3. Keseimbangan dalam hidup

Memiliki kehidupan yang seimbang tentu bukan hal yang mudah. Biasanya orang memiliki kecenderungan lebih pada suatu aktivitas yang disukai entah itu, pekerjaan, ataupun kuliah. Oleh karena itu pastikan untuk memiliki cukup waktu untuk diri sendiri, keluarga, maupun teman. Keseimbangan dalam hidup sangat penting untuk diterapkan agar terhindari dari perasaan stress atau terbebani yang dapat mengakibatkan burnout. 

4. Hilangkan perfeksionisme

Tentu setiap orang ingin hidup dalam kesempurnaan.
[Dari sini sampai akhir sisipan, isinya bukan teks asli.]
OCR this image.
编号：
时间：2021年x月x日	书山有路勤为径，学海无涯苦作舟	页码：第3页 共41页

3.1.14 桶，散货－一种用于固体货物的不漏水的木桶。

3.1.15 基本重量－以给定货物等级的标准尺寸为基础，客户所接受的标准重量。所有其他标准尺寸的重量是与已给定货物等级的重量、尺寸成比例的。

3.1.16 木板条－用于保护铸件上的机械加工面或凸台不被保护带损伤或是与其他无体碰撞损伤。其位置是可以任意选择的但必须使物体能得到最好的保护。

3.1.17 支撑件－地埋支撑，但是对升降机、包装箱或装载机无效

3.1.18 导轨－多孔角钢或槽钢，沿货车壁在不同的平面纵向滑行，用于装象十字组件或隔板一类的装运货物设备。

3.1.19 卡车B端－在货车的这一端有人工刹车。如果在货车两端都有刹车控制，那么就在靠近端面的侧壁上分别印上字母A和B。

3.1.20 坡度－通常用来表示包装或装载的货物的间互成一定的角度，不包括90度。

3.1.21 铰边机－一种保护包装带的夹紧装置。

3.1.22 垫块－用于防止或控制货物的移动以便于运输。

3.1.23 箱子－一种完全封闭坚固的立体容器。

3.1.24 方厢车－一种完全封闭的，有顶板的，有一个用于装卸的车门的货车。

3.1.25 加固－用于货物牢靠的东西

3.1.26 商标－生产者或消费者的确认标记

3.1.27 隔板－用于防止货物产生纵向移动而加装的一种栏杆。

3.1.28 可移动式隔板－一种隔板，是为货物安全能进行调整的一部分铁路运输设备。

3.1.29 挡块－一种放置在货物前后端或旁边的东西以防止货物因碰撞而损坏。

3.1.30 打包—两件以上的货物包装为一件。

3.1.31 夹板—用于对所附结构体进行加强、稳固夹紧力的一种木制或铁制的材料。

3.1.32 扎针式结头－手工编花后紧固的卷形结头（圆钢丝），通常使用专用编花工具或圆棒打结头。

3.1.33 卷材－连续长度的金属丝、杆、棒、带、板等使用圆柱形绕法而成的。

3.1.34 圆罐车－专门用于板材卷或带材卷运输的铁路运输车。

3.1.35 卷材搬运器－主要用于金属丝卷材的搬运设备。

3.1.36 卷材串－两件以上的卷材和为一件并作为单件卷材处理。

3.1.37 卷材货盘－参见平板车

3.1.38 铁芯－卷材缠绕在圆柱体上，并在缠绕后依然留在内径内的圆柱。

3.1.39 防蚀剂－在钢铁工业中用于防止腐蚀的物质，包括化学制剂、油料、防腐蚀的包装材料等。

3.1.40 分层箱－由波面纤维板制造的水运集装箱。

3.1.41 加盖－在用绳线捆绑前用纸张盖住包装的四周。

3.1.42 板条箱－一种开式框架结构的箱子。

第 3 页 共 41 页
Pencapaian yang sempurna, kehidupan yang sempurna, kondisi diri yang sempurna, ingin segala sesuatunya berjalan dengan sempurna. Namun, tidak mungkin jika menuntut diri sendiri untuk terus sempurna dalam segala hal. Menjadi seorang manusia tentu harus siap memiliki kekurangan. Untuk itu bukan menjadi masalah jika setiap orang memiliki kekurangan dan membiarkan hidup berjalan apa adanya. Dengan begitu hidup menjadi lebih santai dan mengurangi rasa stress dan beban dalam hidup.